The News Herald (Willoughby, OH)
When other side arrives, savor every moment
As pandemic has reinforced, ‘what’s next’ is not always guaranteed
There is something eerie in a sense about watching high school student-athletes capture a state championship, in turn reaching the pinnacle of their sport.
After all the years of sacrifice, hours toiling away from the spotlight and firmly within it, the moment comes.
And then it’s gone.
In soccer, it’s time at MAPFRE Stadium in Columbus for the next match.
In football, it’s time at Tom Benson Hall of Fame Stadium in Canton for the operations crew to prepare for a looming title tilt.
In track and field, athletes may need to rush to their next event and make way for a group of athletes from another event under the tent.
In other words, the time to savor, in the venue of competition and culmination, is fleeting at best.
And there’s something, as great as the fanfare back home may be, that just doesn’t match the feeling of immediacy.
In “The West Wing,” the longrunning and revered NBC drama about White House staff from earlier this millennium, President Bartlet would look at his staff and say, “What’s next?”
Maybe now, as the world pauses, including high school sports, we should realize how much of a problem that concept is.
Not to be repetitive, but just to be perfectly clear, there are much larger priorities in the world at the moment than high school sports.
We need to take care of our neighbors. We need to flatten the curve. We need to defeat one of the biggest collective enemies of our lifetimes.
But strictly speaking in a high school sports sense, when we do arrive at the other side of this, hopefully it will be a time for all of us to remember that “what’s next” isn’t nearly as important as “what’s now.”
Because, as we have discovered in such a difficult manner, you really never know.
• From The News-Herald coverage area, the Mentor boys basketball team never could have dreamed its thrilling 7672 Division I regional semifinal double-overtime victory over Medina was going to be the end of the road.

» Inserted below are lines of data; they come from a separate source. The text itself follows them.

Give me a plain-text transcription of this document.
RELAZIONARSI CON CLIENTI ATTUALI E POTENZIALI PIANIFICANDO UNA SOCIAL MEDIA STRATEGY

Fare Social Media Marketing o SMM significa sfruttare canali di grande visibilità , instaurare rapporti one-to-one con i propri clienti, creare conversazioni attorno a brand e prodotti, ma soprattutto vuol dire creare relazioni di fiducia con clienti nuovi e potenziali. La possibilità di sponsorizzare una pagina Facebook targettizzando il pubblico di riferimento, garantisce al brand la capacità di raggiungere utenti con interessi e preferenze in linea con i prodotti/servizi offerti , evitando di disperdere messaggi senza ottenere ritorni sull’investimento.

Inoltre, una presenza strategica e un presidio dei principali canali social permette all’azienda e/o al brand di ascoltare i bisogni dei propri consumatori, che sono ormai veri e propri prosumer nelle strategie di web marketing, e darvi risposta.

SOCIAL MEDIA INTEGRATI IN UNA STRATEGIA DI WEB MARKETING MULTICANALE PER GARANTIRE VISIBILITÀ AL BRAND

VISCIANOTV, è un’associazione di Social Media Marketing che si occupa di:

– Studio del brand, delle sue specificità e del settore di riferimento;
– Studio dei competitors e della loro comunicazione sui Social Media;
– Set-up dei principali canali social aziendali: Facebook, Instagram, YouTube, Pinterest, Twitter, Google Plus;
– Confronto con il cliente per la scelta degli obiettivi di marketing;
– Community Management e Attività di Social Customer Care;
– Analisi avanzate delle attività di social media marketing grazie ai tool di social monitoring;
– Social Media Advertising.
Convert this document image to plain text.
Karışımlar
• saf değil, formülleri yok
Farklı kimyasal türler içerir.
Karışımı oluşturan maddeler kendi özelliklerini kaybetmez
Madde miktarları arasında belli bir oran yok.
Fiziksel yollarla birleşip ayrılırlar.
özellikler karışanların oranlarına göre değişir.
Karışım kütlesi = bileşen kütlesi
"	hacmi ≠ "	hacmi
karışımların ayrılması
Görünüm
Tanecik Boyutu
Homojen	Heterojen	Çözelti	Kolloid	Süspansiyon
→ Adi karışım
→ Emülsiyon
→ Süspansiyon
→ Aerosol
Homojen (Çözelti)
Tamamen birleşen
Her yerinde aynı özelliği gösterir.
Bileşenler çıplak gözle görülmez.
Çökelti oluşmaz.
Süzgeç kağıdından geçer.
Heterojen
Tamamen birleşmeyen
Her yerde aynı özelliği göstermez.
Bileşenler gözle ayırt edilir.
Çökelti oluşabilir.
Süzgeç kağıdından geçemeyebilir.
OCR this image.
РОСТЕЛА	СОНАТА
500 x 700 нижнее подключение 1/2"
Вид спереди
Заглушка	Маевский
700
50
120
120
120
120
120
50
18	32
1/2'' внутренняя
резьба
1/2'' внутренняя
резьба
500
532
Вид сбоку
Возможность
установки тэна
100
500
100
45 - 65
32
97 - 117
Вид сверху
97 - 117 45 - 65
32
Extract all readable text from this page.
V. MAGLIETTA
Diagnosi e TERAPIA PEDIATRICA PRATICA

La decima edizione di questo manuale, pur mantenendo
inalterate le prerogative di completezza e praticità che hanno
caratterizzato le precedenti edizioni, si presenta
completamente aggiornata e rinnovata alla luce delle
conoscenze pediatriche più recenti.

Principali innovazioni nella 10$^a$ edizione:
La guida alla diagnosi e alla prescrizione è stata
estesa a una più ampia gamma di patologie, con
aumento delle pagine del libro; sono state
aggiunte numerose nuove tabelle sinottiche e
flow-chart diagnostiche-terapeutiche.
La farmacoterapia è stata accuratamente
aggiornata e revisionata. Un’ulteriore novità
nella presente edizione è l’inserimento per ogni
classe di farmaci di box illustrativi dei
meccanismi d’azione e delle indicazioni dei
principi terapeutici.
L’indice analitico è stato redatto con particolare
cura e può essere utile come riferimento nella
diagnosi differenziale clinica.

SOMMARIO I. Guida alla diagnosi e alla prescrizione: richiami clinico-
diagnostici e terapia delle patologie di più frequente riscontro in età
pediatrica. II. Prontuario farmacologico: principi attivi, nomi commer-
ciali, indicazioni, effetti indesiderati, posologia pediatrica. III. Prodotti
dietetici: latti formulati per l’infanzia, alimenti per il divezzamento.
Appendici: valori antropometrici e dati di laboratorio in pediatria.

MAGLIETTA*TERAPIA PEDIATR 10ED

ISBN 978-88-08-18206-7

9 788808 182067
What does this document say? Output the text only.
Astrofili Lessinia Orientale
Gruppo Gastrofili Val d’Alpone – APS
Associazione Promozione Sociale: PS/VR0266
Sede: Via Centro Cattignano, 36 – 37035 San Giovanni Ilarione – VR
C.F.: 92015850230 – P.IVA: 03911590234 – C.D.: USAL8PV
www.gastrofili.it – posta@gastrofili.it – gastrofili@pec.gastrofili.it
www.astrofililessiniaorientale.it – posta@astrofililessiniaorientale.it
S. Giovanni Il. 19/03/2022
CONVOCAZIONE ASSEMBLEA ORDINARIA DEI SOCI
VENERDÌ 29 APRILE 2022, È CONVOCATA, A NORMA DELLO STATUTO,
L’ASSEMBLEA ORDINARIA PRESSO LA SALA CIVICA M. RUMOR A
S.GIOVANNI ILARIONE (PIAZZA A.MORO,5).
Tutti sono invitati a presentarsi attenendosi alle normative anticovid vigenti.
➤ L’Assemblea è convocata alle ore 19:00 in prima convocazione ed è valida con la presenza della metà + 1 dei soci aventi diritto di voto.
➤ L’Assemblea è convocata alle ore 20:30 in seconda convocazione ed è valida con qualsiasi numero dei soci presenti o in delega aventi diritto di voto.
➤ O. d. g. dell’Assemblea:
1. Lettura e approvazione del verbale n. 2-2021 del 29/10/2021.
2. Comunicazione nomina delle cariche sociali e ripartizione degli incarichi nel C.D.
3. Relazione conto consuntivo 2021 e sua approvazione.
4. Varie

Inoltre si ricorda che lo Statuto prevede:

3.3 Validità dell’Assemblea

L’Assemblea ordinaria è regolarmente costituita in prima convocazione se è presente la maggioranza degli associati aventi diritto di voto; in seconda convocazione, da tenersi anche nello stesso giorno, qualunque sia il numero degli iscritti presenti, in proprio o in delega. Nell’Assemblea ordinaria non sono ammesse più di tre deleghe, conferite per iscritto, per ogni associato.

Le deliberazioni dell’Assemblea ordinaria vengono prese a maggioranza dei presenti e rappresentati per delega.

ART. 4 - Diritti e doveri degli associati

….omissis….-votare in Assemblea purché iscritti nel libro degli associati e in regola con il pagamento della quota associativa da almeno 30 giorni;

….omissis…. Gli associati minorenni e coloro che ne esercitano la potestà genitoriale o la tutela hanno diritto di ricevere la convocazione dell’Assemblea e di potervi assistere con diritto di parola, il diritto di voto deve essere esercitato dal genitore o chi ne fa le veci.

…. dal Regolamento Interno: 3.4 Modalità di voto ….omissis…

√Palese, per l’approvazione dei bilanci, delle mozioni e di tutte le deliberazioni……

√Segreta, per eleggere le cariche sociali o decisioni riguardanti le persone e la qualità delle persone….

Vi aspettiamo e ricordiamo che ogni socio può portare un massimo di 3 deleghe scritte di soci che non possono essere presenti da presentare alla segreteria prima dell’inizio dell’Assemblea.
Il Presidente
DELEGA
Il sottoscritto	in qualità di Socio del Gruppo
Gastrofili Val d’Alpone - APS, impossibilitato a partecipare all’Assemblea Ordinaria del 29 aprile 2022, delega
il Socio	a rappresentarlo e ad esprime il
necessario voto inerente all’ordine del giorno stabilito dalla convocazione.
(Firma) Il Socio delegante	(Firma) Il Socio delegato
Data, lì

• Richmond Heights’ boys basketball team never could have fathomed a trip to the Canton Fieldhouse for a 60-47 D-IV regional semifinal win over
Warren JFK was going to be it.
• Cornerstone Christian’s girls hoops team never could have envisioned being in Columbus but not ever determining its D-IV state final four fate, with a 49-39 win over Buckeye Central in a regional final being its last game.
• Gilmour’s hockey team never could have imagined a 4-1 Kent District final victory over Mentor would be the final time it would take the ice — and not at Nationwide.
Our area’s state-qualifying wrestlers never could have thought district would be their last tournament of the season.
Anyone associated with high school sports, from studentathletes to coaches to administrators to families to fans and beyond, we cringe at the notion of having opportunity taken away “too early.”
We think of the ways life can intervene and hope beyond hope that success or lack thereof is dictated in competition instead.
It’s like that feeling of empathy that peaks when a great track and field athlete steps into the blocks, get 20 meters into the race, grabs for their hamstring and pulls up lame.
You want that power to dictate fate to be in a given athlete’s or team’s hands.
To this day, every so often I still think of the 2007 Mentor boys soccer team, which was told before departing for a D-I state semifinal that year that the match was canceled. The Cardinals had to forfeit their regional final win from three days prior because of the use of two players deemed ineligible by an OHSAA rules interpretation. Word didn’t come until they were ready to leave campus that Tuesday night.
Those players had to go from thinking about how to embark on winning a final-four match and an attempt at school and personal history to their season essentially being over before the bus even left the parking lot. Their raw emotion was understandable — and still would be to this day.
There is such a feeling of helplessness sometimes when life intervenes, and there is really no right way to process it.
Quite frankly, we all feel that way at the moment, as the world battles this coronavirus pandemic.
We hope our individual actions add up and make a difference so we can get to the other side.
There is no telling when that other side will come, which is even more nervewracking.
Again, strictly speaking in a high school sports sense, all we know is winter sports are done, essentially rendering those that didn’t get to state completion an asterisk for this season.
Spring sports? Well, after Gov. Mike DeWine extended the closure of schools until May 1, there is no sugarcoating it: The chances of seeing baseball, lacrosse, softball, tennis and track and field in 2020 is looking bleak, as we try valiantly to hold on to optimism in that regard.
There is talk — and, granted, nothing more for the time being — of a realistic chance of fall sports running into issues up and down the sports landscape, too, including at the high school level.
So, in short, we don’t know when we will emerge on the other side with high school sports up and running as we’ve known them.
When we do, though, here is a wish for all of us.
Let’s clutch the present just a little bit tighter, more near and dear to our heart than ever before.
Let’s appreciate what today brought — and maybe not quite as much as what tomorrow will bring.
Let’s treasure what seems menial.
And above all, when the grand stages do return again, let’s savor those moments just a little bit longer.
Let’s ensure studentathletes and their communities don’t lose sight of the pinnacle and what it should mean to them.
Don’t rush them off the stage.
Because as we’re discovering with life paused as we know it, you just never know what’s next.